ES: Yes! All the time. How do we challenge our customer and still be successful? I don't know the answer. I think we have a culture at Moore & Giles where you can try and fail, and it’s okay to make mistakes; even though we never want to make mistakes, it's part of it. Gosh, we have so many ideas and it's really about finding the right time, the right product, and marrying the perfect marketing and merchandising to it. There are so many things that apply.
JW: I imagine that could've been an impetus for you to get into collaborations, like the Richard Haines stuff, where it allows you to kind of defer some of that responsibility and see how well it goes over and meshes or doesn't. Is that part of it?

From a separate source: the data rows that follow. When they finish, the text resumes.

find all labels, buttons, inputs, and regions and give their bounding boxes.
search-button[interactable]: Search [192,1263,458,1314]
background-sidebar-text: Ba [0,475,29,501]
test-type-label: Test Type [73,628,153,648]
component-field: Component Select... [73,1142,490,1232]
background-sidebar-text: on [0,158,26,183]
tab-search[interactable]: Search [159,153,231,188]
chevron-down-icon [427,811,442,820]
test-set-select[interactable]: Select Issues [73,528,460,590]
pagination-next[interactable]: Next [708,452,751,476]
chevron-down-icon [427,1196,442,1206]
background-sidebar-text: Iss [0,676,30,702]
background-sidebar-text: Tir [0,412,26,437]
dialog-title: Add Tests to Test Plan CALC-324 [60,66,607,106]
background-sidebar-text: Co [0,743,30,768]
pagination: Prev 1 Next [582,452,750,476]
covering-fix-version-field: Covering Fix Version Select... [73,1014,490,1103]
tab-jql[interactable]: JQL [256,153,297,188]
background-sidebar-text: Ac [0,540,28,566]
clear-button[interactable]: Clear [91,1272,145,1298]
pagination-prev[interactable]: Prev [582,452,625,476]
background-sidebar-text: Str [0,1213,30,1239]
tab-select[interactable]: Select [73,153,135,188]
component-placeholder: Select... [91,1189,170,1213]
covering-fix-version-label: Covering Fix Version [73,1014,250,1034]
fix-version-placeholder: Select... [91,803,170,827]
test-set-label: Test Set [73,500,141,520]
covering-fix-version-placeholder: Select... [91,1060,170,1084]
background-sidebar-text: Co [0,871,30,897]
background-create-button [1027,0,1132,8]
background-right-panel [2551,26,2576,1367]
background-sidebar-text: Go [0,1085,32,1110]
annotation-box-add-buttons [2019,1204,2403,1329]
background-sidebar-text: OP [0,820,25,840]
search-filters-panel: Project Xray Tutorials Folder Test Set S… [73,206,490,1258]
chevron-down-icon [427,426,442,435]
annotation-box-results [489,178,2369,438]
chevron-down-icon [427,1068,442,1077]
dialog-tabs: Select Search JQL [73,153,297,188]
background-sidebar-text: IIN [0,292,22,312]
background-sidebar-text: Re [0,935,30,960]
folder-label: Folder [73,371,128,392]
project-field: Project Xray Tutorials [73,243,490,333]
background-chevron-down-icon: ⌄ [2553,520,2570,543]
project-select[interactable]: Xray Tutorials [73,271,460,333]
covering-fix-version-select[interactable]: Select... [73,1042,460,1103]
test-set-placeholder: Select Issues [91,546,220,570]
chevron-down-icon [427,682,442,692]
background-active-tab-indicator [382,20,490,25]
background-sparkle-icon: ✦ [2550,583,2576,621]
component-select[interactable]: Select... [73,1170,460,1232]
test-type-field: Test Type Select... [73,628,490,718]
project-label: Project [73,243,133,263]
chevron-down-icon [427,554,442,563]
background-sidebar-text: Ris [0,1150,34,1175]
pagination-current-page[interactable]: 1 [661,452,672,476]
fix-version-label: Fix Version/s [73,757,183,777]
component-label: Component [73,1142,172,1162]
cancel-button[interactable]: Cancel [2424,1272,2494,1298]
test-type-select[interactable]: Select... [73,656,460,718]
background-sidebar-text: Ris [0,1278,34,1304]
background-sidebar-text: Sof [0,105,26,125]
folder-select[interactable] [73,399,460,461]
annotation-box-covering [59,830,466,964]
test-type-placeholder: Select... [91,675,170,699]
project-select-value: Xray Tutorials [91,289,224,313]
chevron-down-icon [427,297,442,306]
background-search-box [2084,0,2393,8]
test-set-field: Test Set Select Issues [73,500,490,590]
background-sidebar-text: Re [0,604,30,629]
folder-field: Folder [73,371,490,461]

ES: I think so. We talk a lot about collaboration internally. It allows us to sort of flex our creative muscles. One of the things we always look to do is to see leather differently. Leather just opens up a lot of new doors and is something that we've continued to explore in new ways; it takes some of these projects to be able to open up other possibilities. Richard Haines is very well known in a certain segment, but for our core customer, I don't think that most knew who he was. It’s our responsibility to educate and make the statement and have them really want it.
JW: What do you look to see out of young designers?
ES: If we were looking for a new designer, or to bring a second person on, I would look for a mix of creativity but also really hard work. Being able to hang on in situations you’re thrown into, and to have a point of view, is important and will serve these young designers well, wherever they go. You have to have a little mix of everything.